Being A Christian in an Age of Pluralism
As our young people (my own 14 year old included) stand on the precipice of adulthood, poised to make an “Adult” decision to affirm their baptism and join our mighty band of Jesus followers through the Rite of Confirmation—I am struck by how very different the world is for Christians from when most of us “joined the church”! The context in which they live, the questions they ask, the presumptions they carry into their engagement with faith and the church are so different that one could say it is another world—a post-modern world for sure, and a post-Christian world as well. These differences define the context that is leading us to sell our big building and imagine a while new way of being followers and community.
As I was preparing for worship this week, I discovered again (for the first time 😉 Marcus Borg’s reflections on being Christian at a time such as this. Many of you know of his theological reflections and his work as a member of the Jesus Seminar. He is a historian—and yet he is an ardent Christian who finds a way to balance the data and facts of post modernity with a passionate faith life and active religious practice. Here are a few thoughts that seem apropos to a Confirmation Sunday and our youths’ decision (from chapter 11 of Borg’s book, “Living the Heart of Christianity”).
Heart and Home: “Why I’m a Christian”
The Christian tradition is familiar; it is “home” for me. I was born into it and grew up in it. Its stories, language, music, and ethos are familiar. It nurtured me.
I have grown to appreciate its extraordinary richness: its antiquity and wisdom; the beauty of its language and music and forms of worship; its passion for compassion and justice; the sheer goodness of its most remarkable lives. Its worship nourishes me; its hymns move me; its scripture and theology engage my imagination and thought; its practices shape me.
For me, it mediates the good, the true, and the beautiful; and through all these, it mediates the sacred. It is, for me, a sacrament of the sacred. And it is home.
It is familiar to me in a way that no other religion could ever become. Had I been born a Buddhist or a Muslim or a Jew … I am quite sure I would still be one.
But for me, Christianity is “home” like no other tradition could be. For me, the ethos of Christianity – its vision and way of life, its scripture, worship, language, music, thought, vision, and so forth – is home.
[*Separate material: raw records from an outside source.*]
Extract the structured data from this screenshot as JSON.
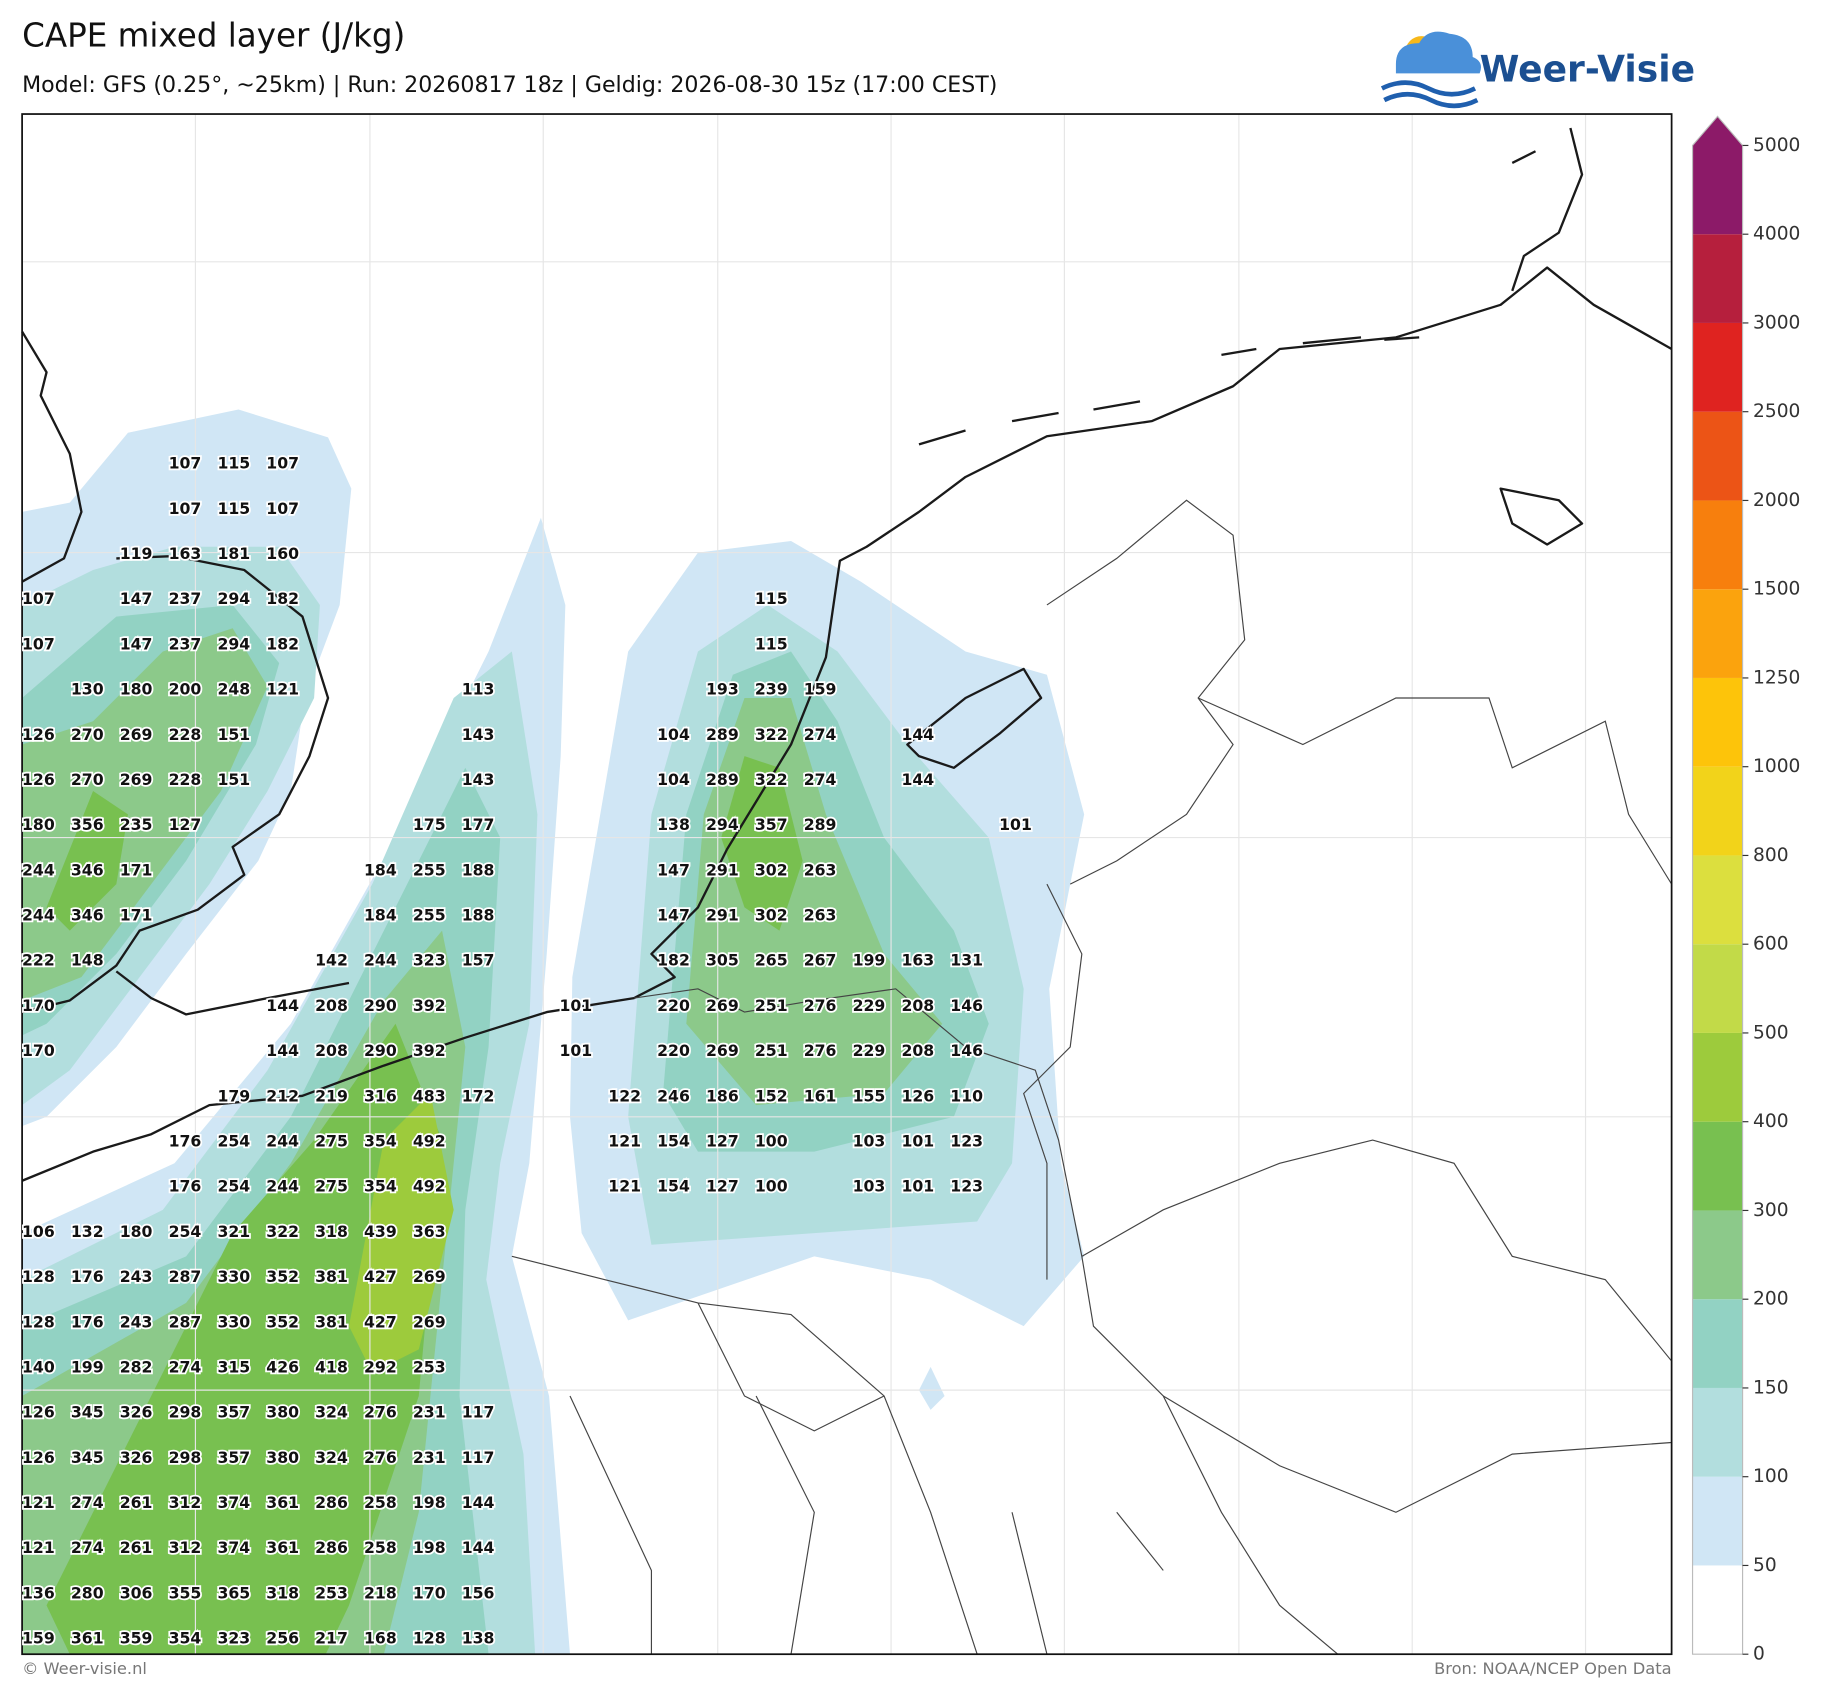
{
  "header": {
    "title": "CAPE mixed layer (J/kg)",
    "subtitle": "Model: GFS (0.25°, ~25km)  |  Run: 20260817 18z  |  Geldig: 2026-08-30 15z (17:00 CEST)"
  },
  "logo": {
    "text": "Weer-Visie"
  },
  "map": {
    "rows": [
      [
        null,
        null,
        null,
        107,
        115,
        107
      ],
      [
        null,
        null,
        null,
        107,
        115,
        107
      ],
      [
        null,
        null,
        119,
        163,
        181,
        160
      ],
      [
        107,
        null,
        147,
        237,
        294,
        182,
        null,
        null,
        null,
        null,
        null,
        null,
        null,
        null,
        null,
        115
      ],
      [
        107,
        null,
        147,
        237,
        294,
        182,
        null,
        null,
        null,
        null,
        null,
        null,
        null,
        null,
        null,
        115
      ],
      [
        null,
        130,
        180,
        200,
        248,
        121,
        null,
        null,
        null,
        113,
        null,
        null,
        null,
        null,
        193,
        239,
        159
      ],
      [
        126,
        270,
        269,
        228,
        151,
        null,
        null,
        null,
        null,
        143,
        null,
        null,
        null,
        104,
        289,
        322,
        274,
        null,
        144
      ],
      [
        126,
        270,
        269,
        228,
        151,
        null,
        null,
        null,
        null,
        143,
        null,
        null,
        null,
        104,
        289,
        322,
        274,
        null,
        144
      ],
      [
        180,
        356,
        235,
        127,
        null,
        null,
        null,
        null,
        175,
        177,
        null,
        null,
        null,
        138,
        294,
        357,
        289,
        null,
        null,
        null,
        101
      ],
      [
        244,
        346,
        171,
        null,
        null,
        null,
        null,
        184,
        255,
        188,
        null,
        null,
        null,
        147,
        291,
        302,
        263
      ],
      [
        244,
        346,
        171,
        null,
        null,
        null,
        null,
        184,
        255,
        188,
        null,
        null,
        null,
        147,
        291,
        302,
        263
      ],
      [
        222,
        148,
        null,
        null,
        null,
        null,
        142,
        244,
        323,
        157,
        null,
        null,
        null,
        182,
        305,
        265,
        267,
        199,
        163,
        131
      ],
      [
        170,
        null,
        null,
        null,
        null,
        144,
        208,
        290,
        392,
        null,
        null,
        101,
        null,
        220,
        269,
        251,
        276,
        229,
        208,
        146
      ],
      [
        170,
        null,
        null,
        null,
        null,
        144,
        208,
        290,
        392,
        null,
        null,
        101,
        null,
        220,
        269,
        251,
        276,
        229,
        208,
        146
      ],
      [
        null,
        null,
        null,
        null,
        179,
        212,
        219,
        316,
        483,
        172,
        null,
        null,
        122,
        246,
        186,
        152,
        161,
        155,
        126,
        110
      ],
      [
        null,
        null,
        null,
        176,
        254,
        244,
        275,
        354,
        492,
        null,
        null,
        null,
        121,
        154,
        127,
        100,
        null,
        103,
        101,
        123
      ],
      [
        null,
        null,
        null,
        176,
        254,
        244,
        275,
        354,
        492,
        null,
        null,
        null,
        121,
        154,
        127,
        100,
        null,
        103,
        101,
        123
      ],
      [
        106,
        132,
        180,
        254,
        321,
        322,
        318,
        439,
        363
      ],
      [
        128,
        176,
        243,
        287,
        330,
        352,
        381,
        427,
        269
      ],
      [
        128,
        176,
        243,
        287,
        330,
        352,
        381,
        427,
        269
      ],
      [
        140,
        199,
        282,
        274,
        315,
        426,
        418,
        292,
        253
      ],
      [
        126,
        345,
        326,
        298,
        357,
        380,
        324,
        276,
        231,
        117
      ],
      [
        126,
        345,
        326,
        298,
        357,
        380,
        324,
        276,
        231,
        117
      ],
      [
        121,
        274,
        261,
        312,
        374,
        361,
        286,
        258,
        198,
        144
      ],
      [
        121,
        274,
        261,
        312,
        374,
        361,
        286,
        258,
        198,
        144
      ],
      [
        136,
        280,
        306,
        355,
        365,
        318,
        253,
        218,
        170,
        156
      ],
      [
        159,
        361,
        359,
        354,
        323,
        256,
        217,
        168,
        128,
        138
      ]
    ]
  },
  "colorbar": {
    "levels": [
      0,
      50,
      100,
      150,
      200,
      300,
      400,
      500,
      600,
      800,
      1000,
      1250,
      1500,
      2000,
      2500,
      3000,
      4000,
      5000
    ],
    "colors": [
      "#ffffff",
      "#d0e6f5",
      "#b2dede",
      "#92d2c3",
      "#8cc98a",
      "#78c050",
      "#9dcb3c",
      "#c2da48",
      "#dcdf3e",
      "#f2d31a",
      "#fdc40a",
      "#fba30d",
      "#f77f0d",
      "#ec5416",
      "#df2320",
      "#b61f3d",
      "#8c1a68"
    ],
    "extend_color": "#8c1a68"
  },
  "footer": {
    "left": "© Weer-visie.nl",
    "right": "Bron: NOAA/NCEP Open Data"
  }
}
Home is about more than familiarity and comfort. Home is also about growing up, about maturation, about learning and living a way of life that one takes into the larger world. Christianity is a way of life; that is its heart. To be Christian means living “the path” within this tradition. At the heart of Christianity is the way of the heart –a path that transforms us at the deepest level of our being.
At the heart of Christianity is the heart of God –a passion for our transformation and the transformation of the world. At the heart of Christianity is participating in the passion of God.
What a blessing it will be to learn from our young people this week and beyond—the ways that they are choosing to live as Christians in a pluralistic culture, in this dramatically different and whole new world! May we all see their journey as connected to ours and may we learn new ways of seeing Jesus in each other through them.